TREYHARSH - “Eternal Cycles”

By Dark Starr

The metal on this album is brutal, and the vocals are extreme. It has some strong music on the set. The problem is, it's all too similar. It could really stand a mellower tune or two to break things up a little. After a while, it just starts to feel like endless pounding with little to no variance. Still, a lot of people just listen to a song or two at a time these days rather than full albums.

A spoken thing starts the album and the opening song "The King's Name." It sounds like it comes from a movie. From there the band drive out into some seriously fierce metal. The vocals take it into the extreme zone as the song continues driving forward. Another movie-type clip starts "Hidden Strength." They launch out into more fierce extreme metal from there. That section is pounding, ferocious and angry. The instrumental break on the song is a cool break from the complete intensity.
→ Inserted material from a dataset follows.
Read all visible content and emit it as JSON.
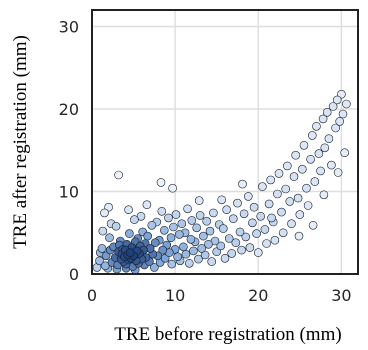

Driving, screaming and so heavy, "The Fur, The Reign, The Fall" isn't a big change from the two songs that preceded it. I love the riff that opens "Lust." While in some ways the music on the song isn't greatly changed, the cut somehow stands taller than the ones that came before. Everything just seems to gel better on this number. The driving extreme metal on "The Inside, Pt. 1" is not a big change, either, but I am enamored with the bass sound on the track, and some of the guitar riffs are really stellar. It is another that just seems to work better than others. The dropped back sections are so classy.

Another piece that sounds like it might be from a film starts "There's Snow in Hell." The stomper screams out from there. While "Agoraphobic" is a powerhouse, the formula is starting to wear a little thin by this point. That said, the dropped back section does bring a bit of a respite from the stagnation. Also, when it's this fierce, how stagnant can it be?

The introduction on "Lonewolf" brings some variety. Starting with a mellow section, it works to a thrashy riff from there. While it largely turns toward the same stuff we've heard on every song so far once it gets to the song proper, there is almost a KING CRIMSON angle to some of the guitar parts, making the tune stand out a bit.

"Constantly Oppressed" doesn't manage to stand out as well as the last track did, feeling too much like the bulk of the music here. The monolithic nature is starting to wear thin at this point. That said, the instrumental break has some intriguing little twists and turns. Angry and unrelenting, "The Inside, Pt. 2" really suffers from the lack of variety. Taken by itself it is at least as strong as everything else here. The problem is, by this point it sounds like one long song.

Now, the closer, "Eternal Cycles" does get a little variety, largely in the form of some spoken vocals at points. While it's not enough to really let the song stand as tall as it could, it is welcome variety. Otherwise it is the same kind of fierce, screaming extreme metal as everything else here.